Como montar a operação de socorro aos bancos

Com o coronavírus e a paralisação das cadeias de produção globais, o sistema bancário, mais a indústria dos fundos, ficaram com um enorme pepino na mão

Banco Central do Brasil

O Senado está enrolado com o plano de ajuda aos bancos. O ponto central é a autorização para o Banco Central efetuar recompras de títulos privados em carteiras dos bancos.

Pouco antes da eclosão do coronavirus, houve uma corrida das grandes corporações aos bancos, colocando debêntures e outros títulos de dívida. A corrida foi motivada pela enorme saída de capital externo do país e pelo fechamento das linhas externas de financiamento. O aumento da demanda permitiu aos bancos ampliar o spread – a diferença entre o custo do financiamento e o custo de captação.

Com o coronavirus e a paralisação das cadeias de produção globais, o sistema bancário, mais a indústria dos fundos, acabaram ficando com um enorme pepino na mão, que exigirá duas formas de atuação do Banco Central e do Conselho Monetário Nacional (CMN): como resgatar os papéis; como impedir que a conta vá para o Tesouro.

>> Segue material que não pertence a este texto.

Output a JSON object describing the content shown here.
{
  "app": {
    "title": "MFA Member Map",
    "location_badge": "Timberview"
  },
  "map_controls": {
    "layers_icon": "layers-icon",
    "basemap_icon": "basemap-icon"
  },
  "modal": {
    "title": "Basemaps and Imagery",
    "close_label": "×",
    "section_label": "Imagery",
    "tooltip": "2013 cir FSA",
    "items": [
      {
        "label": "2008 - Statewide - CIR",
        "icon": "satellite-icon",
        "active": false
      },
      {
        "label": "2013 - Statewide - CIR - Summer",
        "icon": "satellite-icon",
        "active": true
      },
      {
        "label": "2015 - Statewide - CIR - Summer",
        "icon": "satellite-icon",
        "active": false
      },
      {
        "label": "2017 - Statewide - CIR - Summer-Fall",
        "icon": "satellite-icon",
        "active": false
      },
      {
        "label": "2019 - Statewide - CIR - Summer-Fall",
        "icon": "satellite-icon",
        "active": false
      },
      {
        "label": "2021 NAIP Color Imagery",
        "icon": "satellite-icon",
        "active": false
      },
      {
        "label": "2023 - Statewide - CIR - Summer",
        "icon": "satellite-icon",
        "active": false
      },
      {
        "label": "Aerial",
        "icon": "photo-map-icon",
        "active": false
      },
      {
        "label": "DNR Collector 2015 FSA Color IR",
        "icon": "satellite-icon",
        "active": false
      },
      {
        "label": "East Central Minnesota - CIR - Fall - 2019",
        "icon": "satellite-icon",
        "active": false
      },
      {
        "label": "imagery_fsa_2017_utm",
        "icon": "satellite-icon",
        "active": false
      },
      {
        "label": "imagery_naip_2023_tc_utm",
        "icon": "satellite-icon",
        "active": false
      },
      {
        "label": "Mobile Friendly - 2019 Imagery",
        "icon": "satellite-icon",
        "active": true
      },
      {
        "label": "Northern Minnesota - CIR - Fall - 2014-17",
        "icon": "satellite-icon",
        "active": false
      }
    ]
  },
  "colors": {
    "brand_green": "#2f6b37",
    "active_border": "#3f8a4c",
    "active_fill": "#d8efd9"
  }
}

Uma delas são as regras de enquadramento das operações. A empresa valia, digamos, 100. Coloca debêntures equivalentes a 20. Com a queda da Bolsa, o valor da empresa despenca para 60. A relação dívida/valor salta de 20 para 33 interferindo nas regras do BC para o sistema.

Mais que isso, com os pedidos de resgate das carteiras de fundos, gestores tiveram que colocar no mercado quantidades expressivas de Letras Financeiras e de debêntures, depreciando seu valor, o que acabou derrubando o valor das cotas e infligido perdas aos cotistas, ampliando os resgates.

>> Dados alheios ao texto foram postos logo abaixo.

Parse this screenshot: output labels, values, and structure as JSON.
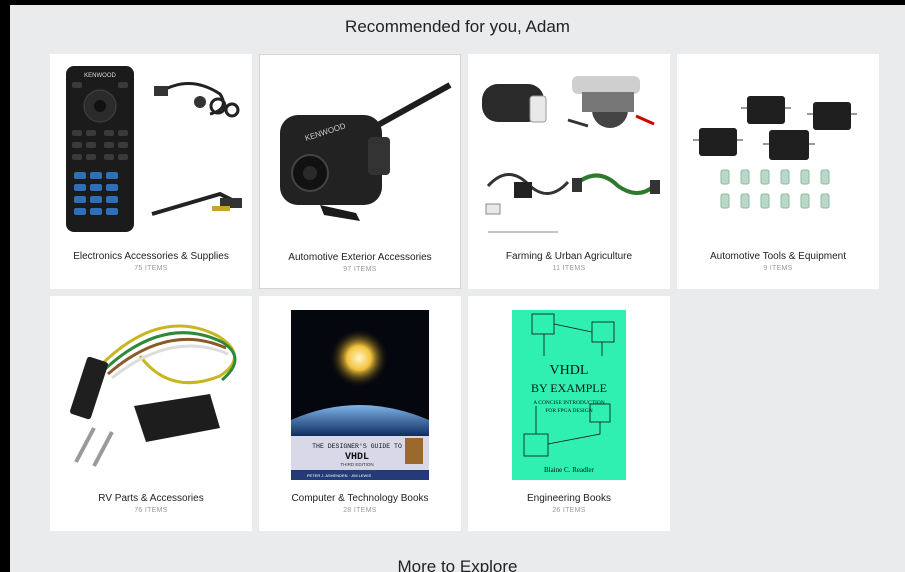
{
  "page": {
    "title": "Recommended for you, Adam",
    "more_heading": "More to Explore"
  },
  "categories": [
    {
      "name": "Electronics Accessories & Supplies",
      "count": "75 ITEMS",
      "image": "kenwood-remote-and-cables"
    },
    {
      "name": "Automotive Exterior Accessories",
      "count": "97 ITEMS",
      "image": "kenwood-backup-camera"
    },
    {
      "name": "Farming & Urban Agriculture",
      "count": "11 ITEMS",
      "image": "compressor-and-wiring-harness"
    },
    {
      "name": "Automotive Tools & Equipment",
      "count": "9 ITEMS",
      "image": "black-modules-and-connectors"
    },
    {
      "name": "RV Parts & Accessories",
      "count": "76 ITEMS",
      "image": "trailer-wiring-connector"
    },
    {
      "name": "Computer & Technology Books",
      "count": "28 ITEMS",
      "image": "vhdl-designers-guide-book",
      "book": {
        "line1": "THE DESIGNER'S GUIDE TO",
        "line2": "VHDL",
        "line3": "THIRD EDITION",
        "authors": "PETER J. ASHENDEN · JIM LEWIS"
      }
    },
    {
      "name": "Engineering Books",
      "count": "26 ITEMS",
      "image": "vhdl-by-example-book",
      "book": {
        "line1": "VHDL",
        "line2": "BY EXAMPLE",
        "line3": "A CONCISE INTRODUCTION",
        "line4": "FOR FPGA DESIGN",
        "author": "Blaine C. Readler"
      }
    }
  ],
  "brand_marks": {
    "remote": "KENWOOD",
    "camera": "KENWOOD"
  },
  "colors": {
    "page_bg": "#e9ebec",
    "card_bg": "#ffffff",
    "book_green": "#2ff0b0"
  }
}
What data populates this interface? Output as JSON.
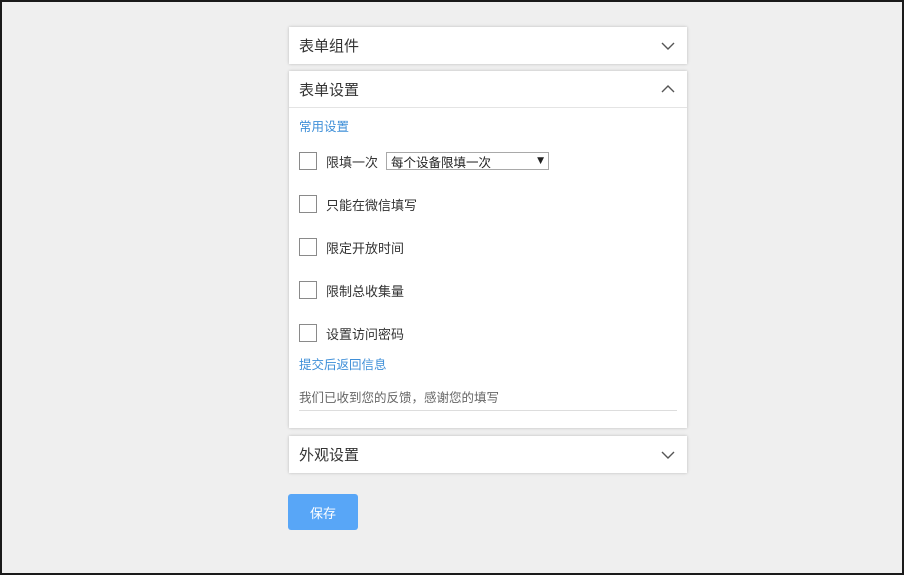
{
  "panels": {
    "form_components": {
      "title": "表单组件",
      "expanded": false
    },
    "form_settings": {
      "title": "表单设置",
      "expanded": true,
      "common_settings_label": "常用设置",
      "options": [
        {
          "label": "限填一次",
          "checked": false
        },
        {
          "label": "只能在微信填写",
          "checked": false
        },
        {
          "label": "限定开放时间",
          "checked": false
        },
        {
          "label": "限制总收集量",
          "checked": false
        },
        {
          "label": "设置访问密码",
          "checked": false
        }
      ],
      "limit_select": {
        "value": "每个设备限填一次"
      },
      "return_info_label": "提交后返回信息",
      "return_message": "我们已收到您的反馈，感谢您的填写"
    },
    "appearance": {
      "title": "外观设置",
      "expanded": false
    }
  },
  "save_button": {
    "label": "保存"
  },
  "colors": {
    "accent_link": "#3f8fd8",
    "primary_button": "#58a6f7",
    "background": "#efefef"
  },
  "icons": {
    "collapsed": "chevron-down-icon",
    "expanded": "chevron-up-icon",
    "select_arrow": "dropdown-triangle-icon"
  }
}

Agora, autoriza-se o BC adquirir esses papéis. Mas há dois problemas sérios nessa ajuda.

Problema 1 – o valor de aquisição dos papéis.

Problema 2 – quem morrerá com o prejuízo, no caso das empresas que não conseguirem honrar suas debêntures?

Tem que haver algum referencial, que não poderá ser dado pelo mercado, já que os papéis são negociados no chamado mercado de balcão e com uma enorme variedade deles – cada empresa emite o seu papel. Houve quem sugerisse que as agências de rating deveriam opinar sobre os papéis.

Acontece que essas agências são especializadas em avaliar segurança das empresas em ambiente de estabilidade, no qual é possível projetar receitas e despesas. Em momentos de corte, de crise sistêmica, perdem o rumo. Foi o que aconteceu com a bolha do subprime, que pegou todas as agência de calças curtas, afetando enormemente sua imagem de batedoras do mundo financeiro em suas incrusões de investimento.

Chamadas para avaliar os papéis, em um quadro de extrema instabilidade – na qual não se tem claro nem o fim da crise, que depende do controle da pandemia – tenderão a jogar os preços no chão, agindo da forma mais conservadora possível.

Por isso, a melhor maneira de resolver o pepino é seguir o raciocínio.

  1. Só haverá clareza sobre o grau de vulnerabilidade das empresas mais à frente. Avaliando a empresa agora corre-se o risco de considerar lixo papeis de empresas que voltarão a crescer; e de ativos recuperáveis papéis de empresas que quebrarão.
  2. A melhor maneira de operacionalizar a ajuda seria constituir um fundo especial com recursos do Tesouro, mas com aportes de ações dos bancos a serem socorridos.
  3. O fundo serviria de lastro para o BNDES, que adquiriria as debentures através do BNDESPAR – seu fundo de participações. O BNDES é relevante por seu profundo conhecimento das empresas e dos setores da economia.
  4. O fundo, com a gestão do BNDES, faz a aquisição dos títulos privados, com um deságio em relação ao valor, e aguarda o horizonte clarear para ter uma precificação correta do papel.
  5. À medida que os papéis forem sendo resgatados (ou não) faz-se a contabilização correta. Se o deságio foi excessivo, o banco recebe a diferença. Se o papel micou, as ações do banco servem de garantia para ressarcir o Tesouro.